Chapter 2, Verse 22
"As a person lets go of an old garment
And puts on one that is new,
The soul leaves the mortal body
And then puts on one that is new."
Swami Satchidananda:
"You have a new shirt and you show it off, 'See how new it is? No wrinkles, so beautiful.' But when you start wearing it, it gets dirty and wrinkled. You keep on washing and ironing it, but at a certain point that can't be done anymore. So you just discard it. The body is like that, and that is a good way to think of death."
Sri Eknath Easwaran:
"I have a brown jacket with a Nehru collar, made in India, which has served me very well; I take good care of it, and I expect it to last me at least another five years. In just the same way, this body of mine is another brown jacket, made in south India and impeccably tailored to my requirements by the Master Tailor, whose label is in my heart. I hope this jacket lasts me longer than the other, so I am very careful with it. I give it the right amounts of nutritious food and exercise and keep it clean inside as well as out. But just like my Nehru jacket, this body-jacket will someday become too worn to serve me well, and having made this discovery that I am not only my body, when death comes I will be able to set it aside too, with no more tears than I would shed when I give my Nehru jacket to the Salvation Army.

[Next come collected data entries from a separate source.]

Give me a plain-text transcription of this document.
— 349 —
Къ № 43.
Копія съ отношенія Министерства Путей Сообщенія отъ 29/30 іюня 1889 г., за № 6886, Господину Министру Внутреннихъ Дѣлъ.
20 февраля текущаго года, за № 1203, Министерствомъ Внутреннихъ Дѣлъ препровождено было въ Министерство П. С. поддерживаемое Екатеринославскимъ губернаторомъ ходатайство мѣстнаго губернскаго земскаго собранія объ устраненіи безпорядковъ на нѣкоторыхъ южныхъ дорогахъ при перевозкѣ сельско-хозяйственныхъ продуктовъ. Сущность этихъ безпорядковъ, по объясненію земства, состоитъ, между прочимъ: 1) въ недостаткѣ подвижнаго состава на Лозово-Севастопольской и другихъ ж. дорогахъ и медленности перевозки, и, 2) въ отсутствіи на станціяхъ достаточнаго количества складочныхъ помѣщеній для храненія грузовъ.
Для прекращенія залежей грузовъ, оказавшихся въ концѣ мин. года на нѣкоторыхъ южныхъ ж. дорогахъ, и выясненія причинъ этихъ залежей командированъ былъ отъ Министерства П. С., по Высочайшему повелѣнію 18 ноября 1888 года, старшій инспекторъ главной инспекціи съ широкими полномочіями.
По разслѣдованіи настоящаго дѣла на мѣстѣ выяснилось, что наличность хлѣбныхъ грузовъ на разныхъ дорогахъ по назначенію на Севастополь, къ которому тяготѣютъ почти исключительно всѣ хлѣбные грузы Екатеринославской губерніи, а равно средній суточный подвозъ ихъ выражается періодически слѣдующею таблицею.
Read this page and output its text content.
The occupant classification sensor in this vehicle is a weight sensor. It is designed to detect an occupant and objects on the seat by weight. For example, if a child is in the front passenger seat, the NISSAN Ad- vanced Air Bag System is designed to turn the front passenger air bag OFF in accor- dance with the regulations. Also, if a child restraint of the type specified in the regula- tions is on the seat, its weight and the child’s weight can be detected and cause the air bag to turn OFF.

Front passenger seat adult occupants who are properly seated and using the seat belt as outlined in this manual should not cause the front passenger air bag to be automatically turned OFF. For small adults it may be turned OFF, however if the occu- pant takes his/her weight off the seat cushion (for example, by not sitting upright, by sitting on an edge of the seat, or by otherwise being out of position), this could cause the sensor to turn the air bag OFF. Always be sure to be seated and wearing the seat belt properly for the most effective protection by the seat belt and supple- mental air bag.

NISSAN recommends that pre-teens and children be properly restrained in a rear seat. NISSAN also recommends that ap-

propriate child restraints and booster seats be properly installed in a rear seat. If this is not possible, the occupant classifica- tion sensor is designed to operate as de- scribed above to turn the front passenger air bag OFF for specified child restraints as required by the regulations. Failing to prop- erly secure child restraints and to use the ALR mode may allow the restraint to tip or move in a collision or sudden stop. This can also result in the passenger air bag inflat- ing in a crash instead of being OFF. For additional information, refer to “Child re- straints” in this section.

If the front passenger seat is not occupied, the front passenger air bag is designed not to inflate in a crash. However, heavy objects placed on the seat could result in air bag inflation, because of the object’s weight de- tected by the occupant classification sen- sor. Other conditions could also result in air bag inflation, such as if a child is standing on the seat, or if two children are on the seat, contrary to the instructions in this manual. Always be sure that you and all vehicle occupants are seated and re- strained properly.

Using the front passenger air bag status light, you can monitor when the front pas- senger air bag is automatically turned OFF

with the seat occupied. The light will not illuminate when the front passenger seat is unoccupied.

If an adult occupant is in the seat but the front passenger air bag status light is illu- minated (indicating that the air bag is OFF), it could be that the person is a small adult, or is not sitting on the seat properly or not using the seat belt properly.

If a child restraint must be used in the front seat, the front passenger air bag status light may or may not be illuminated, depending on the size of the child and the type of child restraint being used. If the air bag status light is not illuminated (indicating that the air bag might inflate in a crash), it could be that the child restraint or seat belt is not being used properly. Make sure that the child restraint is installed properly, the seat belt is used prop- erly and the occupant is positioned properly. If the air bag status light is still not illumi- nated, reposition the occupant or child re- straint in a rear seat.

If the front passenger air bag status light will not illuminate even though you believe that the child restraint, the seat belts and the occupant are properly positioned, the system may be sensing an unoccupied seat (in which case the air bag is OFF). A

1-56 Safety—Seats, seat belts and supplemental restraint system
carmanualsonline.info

When Ramana Maharshi's body was about to fall away and thousands of his Chelas [students] begged him to continue on, he said, 'No, this body is no longer able to serve you. As long as it can serve you, I will retain it, but when the time comes when it can no longer serve you, I am going to lay it aside.'
When you discover that you are not only your body, you discover simultaneously that others are not only their bodies either. You no longer see people as white or black, yellow or red or brown; you see people just like yourself wearing different colored jackets. You see everyone as an aspect of the Master Tailor…in disguise."
Eckhart Tolle:
"Of course you know you are going to die, but that remains simply a mental concept until you meet death 'in person' for the first time. When, through a serious illness or an accident that happens to you or someone close to you, or through the passing away of a loved one, death enters your life as the awareness of your own mortality, most people turn away from it in fear. However, if you do not flinch and face the fact that your body is fleeting and could dissolve at any moment, there will be some degree of dis-identification, however slight, from your own physical and psychological form, the 'me.' When you see and accept the impermanent nature of all life forms, a strange sense of peace comes upon you. Through facing death, your consciousness is freed to some extent from identification with form. This is why in some Buddhist traditions, the monks regularly visit the morgue to sit and meditate among the dead bodies.
There is still a widespread denial of death in Western cultures. Even old people try not to speak or think about it, and dead bodies are hidden away. A culture that denies death inevitably becomes shallow and superficial, concerned only with the external forms of things. When death is denied, life loses its depth. The possibility of knowing who we are beyond name and form, the dimension of the transcendent, disappears from our lives because death is the opening into that dimension."
[And not just the death of the body is an opening into the transcendent dimension…but those “little deaths” we experience during our lifetime present us with lessons by which we may learn how to enter that dimension while alive and well.]
Sally Kempton:
“In the Indian tradition, it is said that we practice Yogic disciplines so that they will be with us at the time of death. I’d say that we practice them for those little deaths that we face in the course of life. When you can meet your own vulnerability without armoring yourself against it, you begin to discover what I call ‘radical openness.’ Qualities such as generosity, gratitude, compassion, forgiveness and humility emerge from this place of
openness and vulnerability.”
Eckhart Tolle:
“People generally tend to be uncomfortable with endings, because every ending is a little death. Whenever an experience comes to an end…a gathering of friends, a vacation, your children leaving home…you die a little death. A structure that appeared in your consciousness as that experience dissolves. Often this leaves behind a feeling of emptiness that many people try hard not to feel and not to face.
If you can learn to accept and even welcome the endings in your life, you may find that the feeling of emptiness that initially felt uncomfortable turns into a sense of inner spaciousness that is deeply peaceful. By learning to die consciously in this way, you open yourself to Life.
Whenever a life form dissolves, God, the formless and unmanifested, shines through the opening left by the dissolving form. That is why the most sacred thing in life is death. That is why the peace of God can come to you through the contemplation and acceptance of death [both ‘the big one,’ signified by our own mortality, and those little ones we so often experience].”